Она отступила, пропуская девушек внутрь. Лачуга Коббов, которую фабричная администрация из сомнительной вежливости называла домиком, состояла всего из одной комнатки с каменным полом и крошечным оконцем, в которое почти не пробивался свет. Самой Молли Кобб не исполнилось и тридцати, но в волосах у нее уже белели седые пряди.

В отличие от других фабричных рабочих Молли нисколько не изменила своего отношения к Мэри. Она по-прежнему радостно встречала девушку и ни словом не давала понять, что слышала о ее лондонских приключениях. И неудивительно — ведь ей и ее детям была очень нужна помощь.

Пятилетний Джонни лежал у огня на подстилке из рваного тряпья, укрытый до подбородка старым, вытертым одеялом. Увидев девушек, он сел и радостно захлопал в ладоши.

— Здравствуй, солнышко мое, как ты тут? — поздоровалась Мэри, опускаясь на колени перед его постелькой.

Каменный пол неприятно холодил ей ноги; девушке подумалось, что лежать на холодном камне для чахоточного больного — верная смерть. Но что она могла сделать? В доме Коббов не было ни одной кровати, на полу спали все — и дети, и мать.

Мэри крепко обняла мальчика. Тельце его было хрупким и легким, как пушинка, на бледных щечках горели алые пятна — зловещий признак чахотки.

С другой стороны к мальчику подошла Пенелопа с чашкой молока.

— Ну-ка открой ротик, — весело заговорила она, — и выпей все до капельки! А потом получишь целую тарелку вареной картошки и в придачу ломтик бекона.

Джонни поморщился, когда в рот ему попала пенка, но послушно выпил все до дна.

— Мама говорит, чтоб выздороветь, надо больше есть, — сказал он. — Поскорее бы выздороветь! Тогда я пойду на работу с Беном и Джимми. Нам всем надо много работать, иначе нас выгонят из дому.

— Что ты такое говоришь?

Мэри вскочила на ноги и, подойдя к Молли, отвела ее в сторонку. К ним присоединилась Софрония.

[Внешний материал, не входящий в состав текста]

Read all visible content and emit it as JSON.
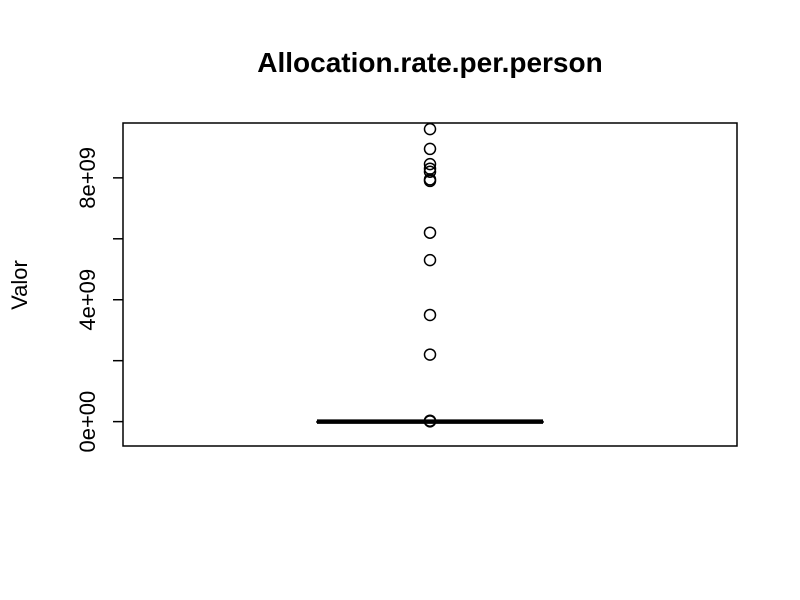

— Как вас могут выгнать? — воскликнула Мэри. — Этот дом принадлежит фабрике, а вы — вдова рабочего. Разве вам не обещали, что вы с детьми сможете жить здесь столько, сколько захотите?

— Да нет, мисс, не то чтобы нас выгоняли из дому, — потупившись, отвечала Молли, — просто мистер Пархем требует, чтобы мы все шли на работу. Не только я, но и ребята. На фабрике сейчас мест нет, и он договорился с мистером Хетфилдом, управляющим шахты, чтобы тот взял нас в забой. Я умоляла их хотя бы Джонни не трогать, но мистер Хетфилд ответил, что Джонни вполне здоров и может работать наравне с другими.